Kornelia Polyak, a breast cancer specialist at the Dana-Farber Cancer Institute in Boston, believes that CD47 antibodies should be carefully examined for both beneficial and unwanted effects. CD47 is involved in multiple other interactions, she explains, so researchers hoping to bring CD47 to the clinic must hunt vigilantly for potential side effects. On the other hand, she says, at least one study has shown decreased bone metastases in the tumours of mice that lack CD47 expression3. Incredibly, Weissman found that targeting CD47 did not seem to affect the healthy blood stem cells in the animal. “We need to find out if it's generally true that antibodies against CD47 are not toxic in mice and if this is true for primates as well,” he says. He speculates that leukaemia cells may show stress signals that attract macrophages, making them particularly vulnerable to blocking their CD47 'don't eat me' signal. Jaiswal adds that “it remains to be seen if leukaemic cells co-opt the same regulatory mechanisms or novel ones” to upregulate CD47.

The Weissman group also recapitulated their observations in vitro. CD47-blocking antibodies allowed macrophages in culture to engulf not only leukaemic cells, but also cells from a human bladder cancer that display high levels of CD47 and are otherwise resistant to phagocytosis4. Weissman suspects that overexpression of CD47 may therefore be a widely used defence among neoplastic stem cells, though it's unclear whether cancer cells would need to protect themselves within tissues or only while in circulation. For instance, Keith Chan in the Weissman lab is now looking into whether CD47 is more highly expressed in normal bladder epithelial stem cells.

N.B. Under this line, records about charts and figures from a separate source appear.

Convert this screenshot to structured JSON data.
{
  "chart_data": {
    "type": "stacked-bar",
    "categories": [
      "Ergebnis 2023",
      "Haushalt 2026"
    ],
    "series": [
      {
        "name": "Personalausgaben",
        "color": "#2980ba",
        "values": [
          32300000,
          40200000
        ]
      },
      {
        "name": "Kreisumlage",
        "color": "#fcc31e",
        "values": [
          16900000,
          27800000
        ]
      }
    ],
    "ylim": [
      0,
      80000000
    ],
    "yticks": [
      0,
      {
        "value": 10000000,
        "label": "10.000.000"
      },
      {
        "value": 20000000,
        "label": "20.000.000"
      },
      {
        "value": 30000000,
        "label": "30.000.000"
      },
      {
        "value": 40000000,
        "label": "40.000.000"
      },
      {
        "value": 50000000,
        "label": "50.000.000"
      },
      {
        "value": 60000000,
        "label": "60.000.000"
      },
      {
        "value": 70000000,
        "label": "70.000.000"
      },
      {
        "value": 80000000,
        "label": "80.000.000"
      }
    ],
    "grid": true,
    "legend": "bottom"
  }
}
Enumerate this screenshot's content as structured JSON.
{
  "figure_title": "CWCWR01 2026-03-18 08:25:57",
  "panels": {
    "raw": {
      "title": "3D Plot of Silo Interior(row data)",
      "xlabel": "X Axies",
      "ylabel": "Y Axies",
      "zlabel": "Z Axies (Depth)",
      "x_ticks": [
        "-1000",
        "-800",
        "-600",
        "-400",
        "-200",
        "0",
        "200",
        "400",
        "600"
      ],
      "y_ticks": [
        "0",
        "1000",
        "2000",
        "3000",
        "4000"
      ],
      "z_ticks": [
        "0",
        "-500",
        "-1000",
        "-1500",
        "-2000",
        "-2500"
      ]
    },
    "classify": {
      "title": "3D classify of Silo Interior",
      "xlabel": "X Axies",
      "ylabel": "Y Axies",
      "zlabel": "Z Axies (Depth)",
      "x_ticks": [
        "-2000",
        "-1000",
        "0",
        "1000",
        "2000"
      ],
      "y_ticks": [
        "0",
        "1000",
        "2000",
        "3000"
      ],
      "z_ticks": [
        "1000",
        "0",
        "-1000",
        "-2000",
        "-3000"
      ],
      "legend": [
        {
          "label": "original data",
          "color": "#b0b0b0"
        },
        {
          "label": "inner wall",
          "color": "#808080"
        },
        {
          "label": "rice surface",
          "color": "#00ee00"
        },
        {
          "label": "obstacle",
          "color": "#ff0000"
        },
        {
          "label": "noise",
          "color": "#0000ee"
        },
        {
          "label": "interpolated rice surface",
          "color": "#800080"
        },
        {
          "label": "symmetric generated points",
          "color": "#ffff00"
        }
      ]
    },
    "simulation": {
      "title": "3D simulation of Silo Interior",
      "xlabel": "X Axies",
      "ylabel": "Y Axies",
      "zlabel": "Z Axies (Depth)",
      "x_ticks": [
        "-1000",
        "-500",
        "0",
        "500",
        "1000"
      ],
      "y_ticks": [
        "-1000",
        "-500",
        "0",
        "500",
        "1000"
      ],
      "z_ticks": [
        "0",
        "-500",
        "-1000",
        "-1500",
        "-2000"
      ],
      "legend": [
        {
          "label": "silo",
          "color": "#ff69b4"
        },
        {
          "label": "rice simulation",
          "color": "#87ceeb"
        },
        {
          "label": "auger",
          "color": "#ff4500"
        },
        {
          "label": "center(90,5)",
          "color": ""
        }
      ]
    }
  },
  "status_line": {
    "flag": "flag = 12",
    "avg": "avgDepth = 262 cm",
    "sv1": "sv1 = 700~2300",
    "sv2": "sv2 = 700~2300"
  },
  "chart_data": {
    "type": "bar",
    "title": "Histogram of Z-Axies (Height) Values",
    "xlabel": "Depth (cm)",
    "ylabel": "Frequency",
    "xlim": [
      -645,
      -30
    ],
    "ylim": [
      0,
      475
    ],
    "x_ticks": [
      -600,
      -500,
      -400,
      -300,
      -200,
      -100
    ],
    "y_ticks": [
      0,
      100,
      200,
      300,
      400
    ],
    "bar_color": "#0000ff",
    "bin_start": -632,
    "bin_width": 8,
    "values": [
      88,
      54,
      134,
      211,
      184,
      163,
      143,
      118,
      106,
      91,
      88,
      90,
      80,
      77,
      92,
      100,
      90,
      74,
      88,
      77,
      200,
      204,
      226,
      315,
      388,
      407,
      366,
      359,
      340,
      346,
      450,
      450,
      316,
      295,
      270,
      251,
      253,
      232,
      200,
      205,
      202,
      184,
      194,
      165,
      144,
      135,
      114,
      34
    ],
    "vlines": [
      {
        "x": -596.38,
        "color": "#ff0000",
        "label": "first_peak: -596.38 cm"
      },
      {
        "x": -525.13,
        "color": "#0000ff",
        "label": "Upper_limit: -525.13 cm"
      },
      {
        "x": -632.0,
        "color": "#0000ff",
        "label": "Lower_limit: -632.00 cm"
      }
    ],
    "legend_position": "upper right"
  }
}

Like Weissman, cancer researcher Jerry Adams is most intrigued that targeting CD47 would affect leukaemia stem cells but not their normal counterparts. However, Adams, who works at the Walter and Eliza Hall Institute of Medical Research in Melbourne, Australia, thinks that researchers are often too quick to see cancer stem cells. Groups studying putative leukaemic stem cells could instead be homing in on human cells that are particularly good at engrafting in mice, he explains. Xenograft experiments “may have little to do with the cells' capacity to maintain the growth of leukaemia in a patient”. He points out that CD47 was present on all of the leukaemia cells and, in fact, one of the reasons leukaemia stem cells seem like a rare subpopulation could be that human CD47 proteins are not particularly good at conveying the “don't eat me” signal to mouse macrophages.

Whatever CD47 implies for stem cells, says Adams, it merits further study as a potential target against cancer. “Putting the stem cell issue aside,” he concludes, “these are important and interesting results.”